Carmelo Anthony had a successful but tumultuous tenure with the New York Knicks. He was a consistent All-Star and posted some of his best individual numbers in New York, but he never reached the conference finals and made the playoffs only three times. To some extent, that was his own fault. Anthony could have signed with the Knicks as a free agent in 2011, but doing so would have cost him money. Instead, he forced a trade there early, which deprived them of the assets they needed to build a supporting cast around him.
Yet Anthony is still a prominent figure in Knicks history, and he holds a number of team records. That includes the 62 points he scored in a 2014 game, which set both the Knicks and the Madison Square Garden record. This postseason, he attended Knicks playoff games as a fan and received roaring ovations in New York. Now that he has retired from the NBA, he will likely do so more often.

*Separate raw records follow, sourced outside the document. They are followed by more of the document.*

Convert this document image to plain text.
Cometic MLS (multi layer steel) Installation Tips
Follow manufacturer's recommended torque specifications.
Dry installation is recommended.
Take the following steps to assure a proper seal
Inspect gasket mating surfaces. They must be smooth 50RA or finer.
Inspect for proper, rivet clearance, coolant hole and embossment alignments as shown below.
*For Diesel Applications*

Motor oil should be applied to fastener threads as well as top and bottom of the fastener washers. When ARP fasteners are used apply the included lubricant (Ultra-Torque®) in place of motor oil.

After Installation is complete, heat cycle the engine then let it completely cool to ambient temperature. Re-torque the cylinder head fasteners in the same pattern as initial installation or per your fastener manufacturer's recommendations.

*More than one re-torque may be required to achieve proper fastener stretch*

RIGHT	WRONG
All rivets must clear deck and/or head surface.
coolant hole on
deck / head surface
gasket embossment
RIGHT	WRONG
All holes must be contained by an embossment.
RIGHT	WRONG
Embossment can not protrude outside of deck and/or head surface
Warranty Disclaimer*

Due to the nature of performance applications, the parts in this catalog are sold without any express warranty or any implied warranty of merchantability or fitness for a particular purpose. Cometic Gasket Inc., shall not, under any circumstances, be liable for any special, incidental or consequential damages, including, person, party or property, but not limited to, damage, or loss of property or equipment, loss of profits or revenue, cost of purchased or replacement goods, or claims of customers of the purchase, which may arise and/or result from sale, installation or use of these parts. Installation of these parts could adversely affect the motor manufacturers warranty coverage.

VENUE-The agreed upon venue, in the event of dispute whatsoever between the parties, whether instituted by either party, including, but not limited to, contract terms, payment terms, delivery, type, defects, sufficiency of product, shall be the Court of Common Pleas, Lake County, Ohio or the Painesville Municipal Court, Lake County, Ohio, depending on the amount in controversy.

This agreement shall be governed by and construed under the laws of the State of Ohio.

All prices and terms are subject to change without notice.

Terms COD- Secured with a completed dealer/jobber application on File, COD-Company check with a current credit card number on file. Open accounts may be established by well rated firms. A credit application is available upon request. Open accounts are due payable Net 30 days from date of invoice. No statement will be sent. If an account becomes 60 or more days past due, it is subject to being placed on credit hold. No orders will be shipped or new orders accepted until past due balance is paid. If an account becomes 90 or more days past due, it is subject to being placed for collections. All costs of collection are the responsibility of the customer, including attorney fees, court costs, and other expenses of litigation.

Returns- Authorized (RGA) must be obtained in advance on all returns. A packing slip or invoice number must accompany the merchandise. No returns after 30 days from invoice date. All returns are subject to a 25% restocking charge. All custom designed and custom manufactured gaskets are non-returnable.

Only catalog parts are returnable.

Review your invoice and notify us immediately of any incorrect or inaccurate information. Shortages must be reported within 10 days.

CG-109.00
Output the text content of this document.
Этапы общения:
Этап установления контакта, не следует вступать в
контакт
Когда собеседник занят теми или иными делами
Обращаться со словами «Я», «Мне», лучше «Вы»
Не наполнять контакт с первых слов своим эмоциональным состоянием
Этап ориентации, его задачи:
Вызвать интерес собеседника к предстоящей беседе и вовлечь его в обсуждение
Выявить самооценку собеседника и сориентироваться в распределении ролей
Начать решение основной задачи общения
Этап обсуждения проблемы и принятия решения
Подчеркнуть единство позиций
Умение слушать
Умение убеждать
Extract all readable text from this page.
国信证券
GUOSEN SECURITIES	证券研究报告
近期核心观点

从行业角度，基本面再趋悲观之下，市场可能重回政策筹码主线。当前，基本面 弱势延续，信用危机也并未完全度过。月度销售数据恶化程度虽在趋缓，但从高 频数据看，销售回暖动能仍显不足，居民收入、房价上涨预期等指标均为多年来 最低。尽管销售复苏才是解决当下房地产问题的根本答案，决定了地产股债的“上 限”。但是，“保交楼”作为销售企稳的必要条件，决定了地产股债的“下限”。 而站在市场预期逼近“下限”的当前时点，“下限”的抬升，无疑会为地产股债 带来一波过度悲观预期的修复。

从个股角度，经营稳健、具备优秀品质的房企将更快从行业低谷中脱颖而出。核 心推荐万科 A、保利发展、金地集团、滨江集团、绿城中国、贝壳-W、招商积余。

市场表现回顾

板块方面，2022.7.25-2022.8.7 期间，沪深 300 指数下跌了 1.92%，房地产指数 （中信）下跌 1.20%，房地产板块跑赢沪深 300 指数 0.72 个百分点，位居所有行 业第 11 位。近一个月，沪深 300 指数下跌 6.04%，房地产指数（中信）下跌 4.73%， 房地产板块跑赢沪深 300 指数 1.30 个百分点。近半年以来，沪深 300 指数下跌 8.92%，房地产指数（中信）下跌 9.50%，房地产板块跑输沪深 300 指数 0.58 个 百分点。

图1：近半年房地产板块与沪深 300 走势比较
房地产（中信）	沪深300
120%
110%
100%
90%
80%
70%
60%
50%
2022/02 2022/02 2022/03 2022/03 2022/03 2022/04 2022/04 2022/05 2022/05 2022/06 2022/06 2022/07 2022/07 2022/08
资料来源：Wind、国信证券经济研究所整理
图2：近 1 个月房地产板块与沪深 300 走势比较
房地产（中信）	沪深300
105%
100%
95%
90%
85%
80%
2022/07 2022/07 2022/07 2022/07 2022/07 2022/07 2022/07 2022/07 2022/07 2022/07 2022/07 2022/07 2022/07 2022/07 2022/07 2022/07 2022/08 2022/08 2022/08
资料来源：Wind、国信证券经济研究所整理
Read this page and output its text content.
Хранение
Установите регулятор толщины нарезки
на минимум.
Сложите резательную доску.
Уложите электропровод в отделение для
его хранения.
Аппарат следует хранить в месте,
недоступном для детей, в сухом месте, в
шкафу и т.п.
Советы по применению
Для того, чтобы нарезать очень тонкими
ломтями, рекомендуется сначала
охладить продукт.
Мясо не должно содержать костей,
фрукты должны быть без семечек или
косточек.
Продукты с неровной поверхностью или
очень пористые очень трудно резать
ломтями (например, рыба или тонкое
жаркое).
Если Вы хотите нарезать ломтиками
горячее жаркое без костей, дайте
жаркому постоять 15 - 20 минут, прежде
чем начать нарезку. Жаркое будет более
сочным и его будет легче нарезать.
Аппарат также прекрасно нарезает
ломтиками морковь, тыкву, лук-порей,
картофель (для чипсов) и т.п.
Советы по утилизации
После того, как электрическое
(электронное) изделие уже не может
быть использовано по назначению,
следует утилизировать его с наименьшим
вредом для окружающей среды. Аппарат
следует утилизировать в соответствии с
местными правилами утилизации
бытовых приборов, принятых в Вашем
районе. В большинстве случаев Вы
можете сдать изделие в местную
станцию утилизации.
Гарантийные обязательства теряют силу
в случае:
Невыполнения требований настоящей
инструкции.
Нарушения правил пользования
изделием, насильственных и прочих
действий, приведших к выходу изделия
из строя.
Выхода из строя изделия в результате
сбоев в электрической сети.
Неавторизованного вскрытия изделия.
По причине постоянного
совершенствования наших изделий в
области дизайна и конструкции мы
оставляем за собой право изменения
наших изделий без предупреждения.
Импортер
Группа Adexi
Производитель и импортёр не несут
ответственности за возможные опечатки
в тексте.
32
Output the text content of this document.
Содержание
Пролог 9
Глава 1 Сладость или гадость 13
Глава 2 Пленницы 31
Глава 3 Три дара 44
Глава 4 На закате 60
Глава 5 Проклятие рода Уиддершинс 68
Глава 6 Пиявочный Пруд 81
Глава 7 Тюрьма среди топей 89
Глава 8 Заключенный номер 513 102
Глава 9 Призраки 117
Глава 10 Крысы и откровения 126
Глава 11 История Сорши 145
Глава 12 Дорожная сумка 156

According to SNY's Ian Begley, there is a chance he will be represented at Madison Square Garden in perpetuity, as there is support within the organization to retire his No. 7 jersey. No final decision has been made, but if the Knicks were to retire Anthony's number, he would join a very prestigious group of team legends. Only nine names hang in the rafters of Madison Square Garden: Walt Frazier, Dick Barnett, Dick McGuire, Earl Monroe, Willis Reed, Dave DeBusschere, Bill Bradley, Patrick Ewing and former coach Red Holzman.
As Begley notes, only Ewing and McGuire have had their numbers retired without winning the Knicks a championship. Other important team figures, like Allan Houston, John Starks and Bernard King, have not. The Knicks have not retired a number since they raised Ewing's No. 33 into the rafters in 2003.
Anthony is the best player to wear a Knicks jersey since then, and he joined the team after several other superstars spurned them in free agency. He may not have won it all in New York, but he took on the challenge when few others would. He doesn't have Ewing's longevity in New York, but as the best Knick of the past two decades, he has a compelling case to be honored at the world's most famous arena.